Why isn't Python king of the hill?
geoff at homegain.com
Sat Jun 2 01:35:03 CEST 2001
> So there's fixed-point, decimal floating-point and rational
> And plain-old-confusing floats. :)
> They all involve numbers with points in them.. and when you do math
> with them, the answers may be different. That's about the extent
> of my knowledge.
Here's a five minute explanation, and maybe I can dig up a link to a quick
tutorial on FP in general. (Ok, maybe it's more like a fifteen-minute
explanation. Somebody stop me!) Someone who knows better ought to correct me
if I'm talking out my butt.
Floating Point systems
FP numbers are stored as a mantissa times an exponent: 1.22 * (2 ** 15).
Let's look at a base-10 FP system real quick:
1.22 * (10 ** 4) = 12200
We are using 3 digits in the mantissa and 4 in the exponent.
If you want to express 1.2 or .012 in this system, no problem.
However, if you want to express 1.0002 or 100001, you have a problem. You
can't come up with a mantissa that accurately represents that. So you pick a
good representation that's close to what you're trying to describe.
You get three "zones" of inaccuracy in an FP system. The first is the one
you'd expect, at the outside edge of your number system. There's a point at
which your exponents can't get any bigger, so you can't get any more
positive or any more negative. This is usually represented as an overflow
error. In our sample number system, trying to represent 10 million would
cause an overflow error, because you really need a 2 digit exponent for
You also get a zone "between" numbers, where you can't get enough precision
in your mantissa
to express a certain value. We've seen this already, with 1.0002 or 100001.
Generally the solution is to round off, so you get 1.00 * (10 ** 1) = 1.0
and 1.00 * (10 ** 5) = 100000.
Making sense so far, right?
The other place you get a problem is in fractions close to zero. There's a
"hole at zero", where anything smaller than 1.0 times your smallest negative
exponent falls into the "hole at zero". This is generally a larger range of
values than the range of possible values between two mantissa values.
Decimal FP vs. Binary FP
In a decimal FP system, your 'hole at zero' and the precision you're working
at are values that seem to correspond with the standard base-10 arithmetic
you learned in school. You can look at the number of digits in your mantissa
and predict where rounding will occur. That rounding will make the same kind
of sense it would if you were working with a currency system, or the metric
system, or whatever. If the next digit out from your precision is 5 or more,
you round up, otherwise round down.
Most computers use a binary FP system, though. That means that things that
divide nicely by two are expressed quite naturally. On the other hand,
values that do not divide nicely by two need to be approximated.

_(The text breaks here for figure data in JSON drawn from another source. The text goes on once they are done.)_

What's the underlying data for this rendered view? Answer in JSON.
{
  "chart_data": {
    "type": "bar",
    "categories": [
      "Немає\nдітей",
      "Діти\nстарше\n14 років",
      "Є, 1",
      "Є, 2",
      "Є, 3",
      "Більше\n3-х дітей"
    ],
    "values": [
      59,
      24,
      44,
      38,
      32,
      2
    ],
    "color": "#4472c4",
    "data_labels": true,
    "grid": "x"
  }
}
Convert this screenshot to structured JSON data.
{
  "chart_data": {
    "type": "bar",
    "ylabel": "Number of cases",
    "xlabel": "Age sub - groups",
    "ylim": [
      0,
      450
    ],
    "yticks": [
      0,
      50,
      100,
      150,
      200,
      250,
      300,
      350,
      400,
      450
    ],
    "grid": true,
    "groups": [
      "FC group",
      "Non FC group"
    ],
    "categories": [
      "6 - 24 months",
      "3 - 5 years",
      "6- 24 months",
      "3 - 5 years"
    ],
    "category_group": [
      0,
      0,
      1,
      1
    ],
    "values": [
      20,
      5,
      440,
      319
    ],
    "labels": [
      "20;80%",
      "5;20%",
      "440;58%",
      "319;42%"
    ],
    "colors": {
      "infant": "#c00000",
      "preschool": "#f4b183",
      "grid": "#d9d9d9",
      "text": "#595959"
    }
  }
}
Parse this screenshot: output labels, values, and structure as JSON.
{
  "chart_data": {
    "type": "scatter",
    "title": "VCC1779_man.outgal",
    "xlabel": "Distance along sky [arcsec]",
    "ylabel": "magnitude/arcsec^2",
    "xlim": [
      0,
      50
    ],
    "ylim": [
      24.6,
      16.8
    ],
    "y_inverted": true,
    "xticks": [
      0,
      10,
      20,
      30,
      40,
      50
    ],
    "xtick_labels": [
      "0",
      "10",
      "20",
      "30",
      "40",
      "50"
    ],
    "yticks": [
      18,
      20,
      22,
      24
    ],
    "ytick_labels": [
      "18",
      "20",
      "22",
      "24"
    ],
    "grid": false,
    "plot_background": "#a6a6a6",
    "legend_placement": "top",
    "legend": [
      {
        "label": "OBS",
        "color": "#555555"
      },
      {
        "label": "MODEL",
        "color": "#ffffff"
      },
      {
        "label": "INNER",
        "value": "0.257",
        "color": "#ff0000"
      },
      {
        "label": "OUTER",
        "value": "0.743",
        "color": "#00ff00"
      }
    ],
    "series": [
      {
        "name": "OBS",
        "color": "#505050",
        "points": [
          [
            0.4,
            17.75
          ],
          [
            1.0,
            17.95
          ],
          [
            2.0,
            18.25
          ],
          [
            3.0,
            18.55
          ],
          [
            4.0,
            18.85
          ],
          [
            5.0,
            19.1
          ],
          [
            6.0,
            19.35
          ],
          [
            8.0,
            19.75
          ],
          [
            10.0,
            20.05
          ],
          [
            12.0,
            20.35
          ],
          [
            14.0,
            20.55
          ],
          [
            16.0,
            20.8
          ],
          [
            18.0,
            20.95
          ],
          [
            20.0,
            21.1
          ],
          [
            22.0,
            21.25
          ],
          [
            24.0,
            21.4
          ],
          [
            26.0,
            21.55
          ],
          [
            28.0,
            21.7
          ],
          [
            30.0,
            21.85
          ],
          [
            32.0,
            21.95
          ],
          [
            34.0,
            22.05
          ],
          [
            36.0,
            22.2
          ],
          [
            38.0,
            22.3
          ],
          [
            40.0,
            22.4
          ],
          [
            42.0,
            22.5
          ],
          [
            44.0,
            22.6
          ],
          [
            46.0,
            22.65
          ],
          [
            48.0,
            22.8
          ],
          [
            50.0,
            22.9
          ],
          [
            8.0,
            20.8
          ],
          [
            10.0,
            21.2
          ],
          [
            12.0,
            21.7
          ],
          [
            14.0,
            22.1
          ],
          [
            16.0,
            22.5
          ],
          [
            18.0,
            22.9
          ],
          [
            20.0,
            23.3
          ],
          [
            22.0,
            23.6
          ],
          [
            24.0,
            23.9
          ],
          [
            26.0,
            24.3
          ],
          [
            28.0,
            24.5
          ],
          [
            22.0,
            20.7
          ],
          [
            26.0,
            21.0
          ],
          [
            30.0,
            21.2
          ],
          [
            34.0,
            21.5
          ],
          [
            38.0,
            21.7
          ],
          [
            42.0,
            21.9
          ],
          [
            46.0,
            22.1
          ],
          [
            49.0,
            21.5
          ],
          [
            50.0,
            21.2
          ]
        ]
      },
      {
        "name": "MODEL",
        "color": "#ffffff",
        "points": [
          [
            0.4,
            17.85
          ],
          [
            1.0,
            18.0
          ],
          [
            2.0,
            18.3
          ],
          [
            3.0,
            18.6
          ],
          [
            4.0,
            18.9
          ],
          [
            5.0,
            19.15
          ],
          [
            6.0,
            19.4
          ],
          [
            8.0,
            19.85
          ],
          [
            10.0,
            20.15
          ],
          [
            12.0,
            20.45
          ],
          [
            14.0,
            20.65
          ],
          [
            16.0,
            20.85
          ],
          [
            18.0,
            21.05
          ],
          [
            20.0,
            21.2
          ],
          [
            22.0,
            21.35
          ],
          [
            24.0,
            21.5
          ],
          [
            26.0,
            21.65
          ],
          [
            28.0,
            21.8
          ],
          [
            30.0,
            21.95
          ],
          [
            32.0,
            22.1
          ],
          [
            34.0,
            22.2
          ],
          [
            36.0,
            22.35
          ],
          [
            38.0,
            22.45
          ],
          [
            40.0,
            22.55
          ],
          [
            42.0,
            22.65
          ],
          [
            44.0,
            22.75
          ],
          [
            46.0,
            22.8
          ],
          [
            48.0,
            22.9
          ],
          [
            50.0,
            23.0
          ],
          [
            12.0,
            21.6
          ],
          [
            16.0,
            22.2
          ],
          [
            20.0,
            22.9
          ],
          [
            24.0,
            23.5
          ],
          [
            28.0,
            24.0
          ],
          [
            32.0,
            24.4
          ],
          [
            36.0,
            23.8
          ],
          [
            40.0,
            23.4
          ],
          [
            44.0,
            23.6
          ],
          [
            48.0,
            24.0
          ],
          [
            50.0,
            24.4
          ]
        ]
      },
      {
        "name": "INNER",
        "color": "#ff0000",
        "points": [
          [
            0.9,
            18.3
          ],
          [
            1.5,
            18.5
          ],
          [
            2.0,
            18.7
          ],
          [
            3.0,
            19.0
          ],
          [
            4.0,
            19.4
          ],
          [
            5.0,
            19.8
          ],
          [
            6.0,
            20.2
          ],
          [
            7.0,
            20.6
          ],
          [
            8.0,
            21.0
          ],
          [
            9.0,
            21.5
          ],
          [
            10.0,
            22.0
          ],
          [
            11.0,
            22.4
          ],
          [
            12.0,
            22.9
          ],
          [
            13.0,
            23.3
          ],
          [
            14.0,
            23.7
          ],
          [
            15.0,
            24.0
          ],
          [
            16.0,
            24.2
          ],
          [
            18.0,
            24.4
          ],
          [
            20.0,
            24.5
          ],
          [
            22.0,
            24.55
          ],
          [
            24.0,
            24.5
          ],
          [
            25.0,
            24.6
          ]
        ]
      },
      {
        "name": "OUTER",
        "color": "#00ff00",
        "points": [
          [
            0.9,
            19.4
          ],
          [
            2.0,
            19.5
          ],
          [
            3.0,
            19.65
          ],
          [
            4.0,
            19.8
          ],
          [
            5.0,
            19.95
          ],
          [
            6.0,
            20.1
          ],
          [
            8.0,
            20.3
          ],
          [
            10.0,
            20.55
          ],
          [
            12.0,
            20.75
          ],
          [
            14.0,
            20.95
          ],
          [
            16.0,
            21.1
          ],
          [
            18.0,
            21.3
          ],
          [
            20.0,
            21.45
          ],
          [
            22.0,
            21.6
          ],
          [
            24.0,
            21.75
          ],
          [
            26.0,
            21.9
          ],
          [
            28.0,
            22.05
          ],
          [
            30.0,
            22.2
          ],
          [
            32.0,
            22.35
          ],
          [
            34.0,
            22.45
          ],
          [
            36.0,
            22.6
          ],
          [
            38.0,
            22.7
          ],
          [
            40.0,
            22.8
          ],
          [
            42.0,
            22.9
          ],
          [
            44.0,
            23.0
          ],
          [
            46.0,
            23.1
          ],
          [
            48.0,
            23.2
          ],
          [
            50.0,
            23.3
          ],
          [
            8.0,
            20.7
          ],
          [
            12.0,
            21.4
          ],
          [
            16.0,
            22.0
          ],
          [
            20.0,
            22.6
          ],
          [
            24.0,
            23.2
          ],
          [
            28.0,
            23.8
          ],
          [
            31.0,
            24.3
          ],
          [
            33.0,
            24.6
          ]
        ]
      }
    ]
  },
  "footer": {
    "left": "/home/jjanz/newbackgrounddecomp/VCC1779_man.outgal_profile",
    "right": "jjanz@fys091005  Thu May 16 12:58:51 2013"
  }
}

The big problem with binary FP is that most people (myself included) don't
know when to expect approximation rather than an exact result. Without doing
the actual translation math, it's hard to know whether the simple decimal
value you're looking at will turn into something big and burly when
translated to binary. For example, .1 is an infinitely-recurring binary
fraction. If you've got python on hand, type .1 at the prompt, and see what
I mean. :) (I note that my version of 1.5.2 doesn't display the problem --
it does some rounding under the covers. I'm not sure why, or how.)
As I understand it, fixed-point arithmetic scales the fractions into
integers, and keeps track of the scaling. An example might be that you would
represent .12 as 12 with a scaling factor of 10 ** -2. This differs from FP
in that the mantissa is always an integer.
When you do fixed-point arithmetic, you convert both numbers to an identical
scale, then perform integer math on them, then apply scaling to the result.
It's accurate in a decimal way, but it doesn't do so well when the numbers
have vastly different scales -- you might get overflows with your integer
I need to be reliably decimal-based for financial transactions, which are
all likely to have an identical scale. Fixed point will work fine for me,
even though it's not as efficient as a decimal-based floating-point would
Unbounded rationals would basically give the language the power to express
any rational number accurately. I confess that I'm not sure how it would go
about doing that exactly. I THINK it would do so by maintaining an internal
representation of the operation that gives rise to an infinitely-repeating
decimal, and use that expression in conjunction with known mathematical
properties to join in expressions with other values.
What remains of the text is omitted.